The Mature Organisation

More mature organisations recognise that different traffic types require different control approaches. They implement security controls primarily at the application level for system-to-system communication:

API Security

  • Explicit allowed endpoint lists in application configuration

  • Strong authentication and authorisation at the application layer

  • Circuit breakers and timeout controls

  • Detailed application-level logging and monitoring

Network Security

  • SNI-based filtering without decryption

  • Simple FQDN allow listing using lightweight tools

  • Zero trust network architecture

  • Separate handling of user and system traffic

This mature approach recognises that system-to-system communication is predictable and can be tightly controlled at the source, making edge-based TLS inspection largely redundant for API traffic.

The Case for Traffic Separation

Modern security architectures should separate the handling of user and system traffic:

System-to-System Traffic

For predictable API calls and microservice communication:

  • Implement controls at the application layer

  • Use simple FQDN filtering without decryption

  • Focus on endpoint authentication and authorisation

  • Leverage the predictable nature of system communication

User Traffic

For unpredictable human-initiated browsing:

  • Implement dedicated secure web gateways (e.g., Zscaler)

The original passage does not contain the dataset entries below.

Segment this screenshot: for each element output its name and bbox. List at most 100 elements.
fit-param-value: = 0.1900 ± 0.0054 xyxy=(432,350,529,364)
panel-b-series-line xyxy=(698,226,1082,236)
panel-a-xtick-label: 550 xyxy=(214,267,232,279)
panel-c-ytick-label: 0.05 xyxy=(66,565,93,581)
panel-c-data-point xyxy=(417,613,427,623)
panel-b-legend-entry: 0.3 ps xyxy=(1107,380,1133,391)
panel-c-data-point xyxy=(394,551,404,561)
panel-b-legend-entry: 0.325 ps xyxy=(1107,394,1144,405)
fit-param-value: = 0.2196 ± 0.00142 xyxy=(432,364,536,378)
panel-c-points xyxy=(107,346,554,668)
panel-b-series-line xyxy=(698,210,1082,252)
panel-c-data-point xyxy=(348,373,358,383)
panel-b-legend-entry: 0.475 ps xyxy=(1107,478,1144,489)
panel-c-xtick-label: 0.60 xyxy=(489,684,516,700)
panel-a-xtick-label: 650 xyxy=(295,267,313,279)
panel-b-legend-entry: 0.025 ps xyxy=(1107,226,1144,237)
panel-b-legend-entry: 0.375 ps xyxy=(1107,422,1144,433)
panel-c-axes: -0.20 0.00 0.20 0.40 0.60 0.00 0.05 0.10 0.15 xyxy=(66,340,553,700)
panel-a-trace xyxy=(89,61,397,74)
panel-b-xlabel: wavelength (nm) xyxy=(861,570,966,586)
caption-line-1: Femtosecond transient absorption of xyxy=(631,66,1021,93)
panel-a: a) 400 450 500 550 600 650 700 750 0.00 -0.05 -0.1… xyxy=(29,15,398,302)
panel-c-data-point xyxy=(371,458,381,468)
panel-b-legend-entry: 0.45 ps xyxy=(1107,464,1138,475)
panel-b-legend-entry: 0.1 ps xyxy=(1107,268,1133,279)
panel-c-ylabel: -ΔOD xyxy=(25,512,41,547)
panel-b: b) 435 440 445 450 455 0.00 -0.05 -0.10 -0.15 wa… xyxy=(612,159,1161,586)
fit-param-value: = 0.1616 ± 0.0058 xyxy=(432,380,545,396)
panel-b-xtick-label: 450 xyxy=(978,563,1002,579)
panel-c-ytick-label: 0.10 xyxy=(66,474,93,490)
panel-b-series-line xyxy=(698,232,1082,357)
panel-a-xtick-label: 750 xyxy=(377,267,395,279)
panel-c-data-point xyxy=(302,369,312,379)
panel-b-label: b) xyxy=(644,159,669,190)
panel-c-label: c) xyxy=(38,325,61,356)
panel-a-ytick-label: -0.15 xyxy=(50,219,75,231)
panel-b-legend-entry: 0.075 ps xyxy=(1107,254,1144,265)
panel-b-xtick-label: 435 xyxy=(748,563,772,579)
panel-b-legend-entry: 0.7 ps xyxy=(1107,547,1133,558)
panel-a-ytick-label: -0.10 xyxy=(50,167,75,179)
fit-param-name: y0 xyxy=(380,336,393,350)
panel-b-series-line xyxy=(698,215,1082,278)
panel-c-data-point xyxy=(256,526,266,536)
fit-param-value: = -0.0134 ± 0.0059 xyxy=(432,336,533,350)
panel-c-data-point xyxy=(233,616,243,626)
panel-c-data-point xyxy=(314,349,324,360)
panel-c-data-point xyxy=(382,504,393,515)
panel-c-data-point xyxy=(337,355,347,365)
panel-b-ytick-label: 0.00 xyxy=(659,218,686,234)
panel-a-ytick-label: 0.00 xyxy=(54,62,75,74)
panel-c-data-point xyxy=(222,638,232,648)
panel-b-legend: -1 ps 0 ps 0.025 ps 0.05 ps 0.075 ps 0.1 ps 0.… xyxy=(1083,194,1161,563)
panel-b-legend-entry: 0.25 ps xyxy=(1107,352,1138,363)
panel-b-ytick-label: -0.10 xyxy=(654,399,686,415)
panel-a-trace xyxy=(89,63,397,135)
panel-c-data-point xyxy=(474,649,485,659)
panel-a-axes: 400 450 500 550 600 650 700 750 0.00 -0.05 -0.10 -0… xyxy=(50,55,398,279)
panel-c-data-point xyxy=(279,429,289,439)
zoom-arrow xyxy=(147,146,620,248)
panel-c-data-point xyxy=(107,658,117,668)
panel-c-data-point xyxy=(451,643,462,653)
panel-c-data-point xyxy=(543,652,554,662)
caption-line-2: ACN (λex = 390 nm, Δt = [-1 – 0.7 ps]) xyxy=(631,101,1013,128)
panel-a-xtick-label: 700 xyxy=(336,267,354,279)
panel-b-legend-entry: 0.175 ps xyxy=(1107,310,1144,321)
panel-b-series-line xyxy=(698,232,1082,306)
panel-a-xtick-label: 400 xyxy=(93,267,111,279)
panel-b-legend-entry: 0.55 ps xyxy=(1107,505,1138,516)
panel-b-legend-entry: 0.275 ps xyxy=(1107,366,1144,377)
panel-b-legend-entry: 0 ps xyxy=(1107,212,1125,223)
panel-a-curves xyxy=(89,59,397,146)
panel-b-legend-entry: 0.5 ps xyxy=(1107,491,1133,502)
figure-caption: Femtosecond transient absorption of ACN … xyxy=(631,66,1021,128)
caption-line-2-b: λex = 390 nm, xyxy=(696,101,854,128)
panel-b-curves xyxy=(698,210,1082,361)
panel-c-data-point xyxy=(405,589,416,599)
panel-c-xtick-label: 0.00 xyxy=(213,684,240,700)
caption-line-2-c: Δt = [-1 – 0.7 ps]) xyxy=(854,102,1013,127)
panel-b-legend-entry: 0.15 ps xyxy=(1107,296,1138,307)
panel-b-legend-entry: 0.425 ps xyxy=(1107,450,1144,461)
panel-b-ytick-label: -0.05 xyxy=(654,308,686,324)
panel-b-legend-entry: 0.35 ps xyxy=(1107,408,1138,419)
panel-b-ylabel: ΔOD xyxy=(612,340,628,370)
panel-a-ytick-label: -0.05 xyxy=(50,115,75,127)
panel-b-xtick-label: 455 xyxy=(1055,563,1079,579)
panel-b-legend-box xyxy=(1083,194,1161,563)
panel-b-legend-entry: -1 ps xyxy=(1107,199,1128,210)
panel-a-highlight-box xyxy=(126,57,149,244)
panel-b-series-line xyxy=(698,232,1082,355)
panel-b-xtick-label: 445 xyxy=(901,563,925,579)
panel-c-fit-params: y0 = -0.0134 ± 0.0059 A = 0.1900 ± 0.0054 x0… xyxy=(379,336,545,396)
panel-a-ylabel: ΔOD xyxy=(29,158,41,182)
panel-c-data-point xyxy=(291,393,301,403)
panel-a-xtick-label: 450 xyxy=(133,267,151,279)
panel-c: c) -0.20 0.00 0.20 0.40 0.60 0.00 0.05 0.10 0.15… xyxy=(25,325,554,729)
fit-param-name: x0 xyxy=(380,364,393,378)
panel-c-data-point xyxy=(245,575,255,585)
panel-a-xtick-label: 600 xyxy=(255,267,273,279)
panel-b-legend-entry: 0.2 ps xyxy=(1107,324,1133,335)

  • Provide comprehensive threat protection

  • Handle certificate management centrally

  • Address the challenges of unpredictable browsing patterns

Best Practice Recommendations

Application-Level Controls Instead of relying on edge decryption, focus on:

  • Implementing strict endpoint allow listing in application code

  • Using modern SDK security features

  • Implementing robust logging and monitoring

  • Regular security testing and validation

Network-Level Controls Adopt a nuanced approach:

  • Use SNI-based filtering for system traffic

  • Implement dedicated web security for user traffic

  • Avoid unnecessary TLS inspection for API calls

  • Maintain separate policies for user and system traffic

Conclusion

The path to security maturity involves moving away from blanket edge controls towards context-aware security implementations. Organisations should strive to implement security controls as close to the application as possible, reserving edge-based inspection for unpredictable user traffic where it provides genuine security value.

Less mature organisations often implement broad edge controls out of an abundance of caution, but this approach can introduce more risks than it mitigates. The journey to maturity involves understanding that effective security isn’t about inspecting everything at the edge, but rather about implementing appropriate controls at the right points in the architecture.

Success lies in recognising that system-to-system communication can be effectively controlled through application-level mechanisms, while user traffic requires different approaches. This nuanced understanding marks the difference between organisations implementing security through broad controls versus those taking a more sophisticated, risk-based approach.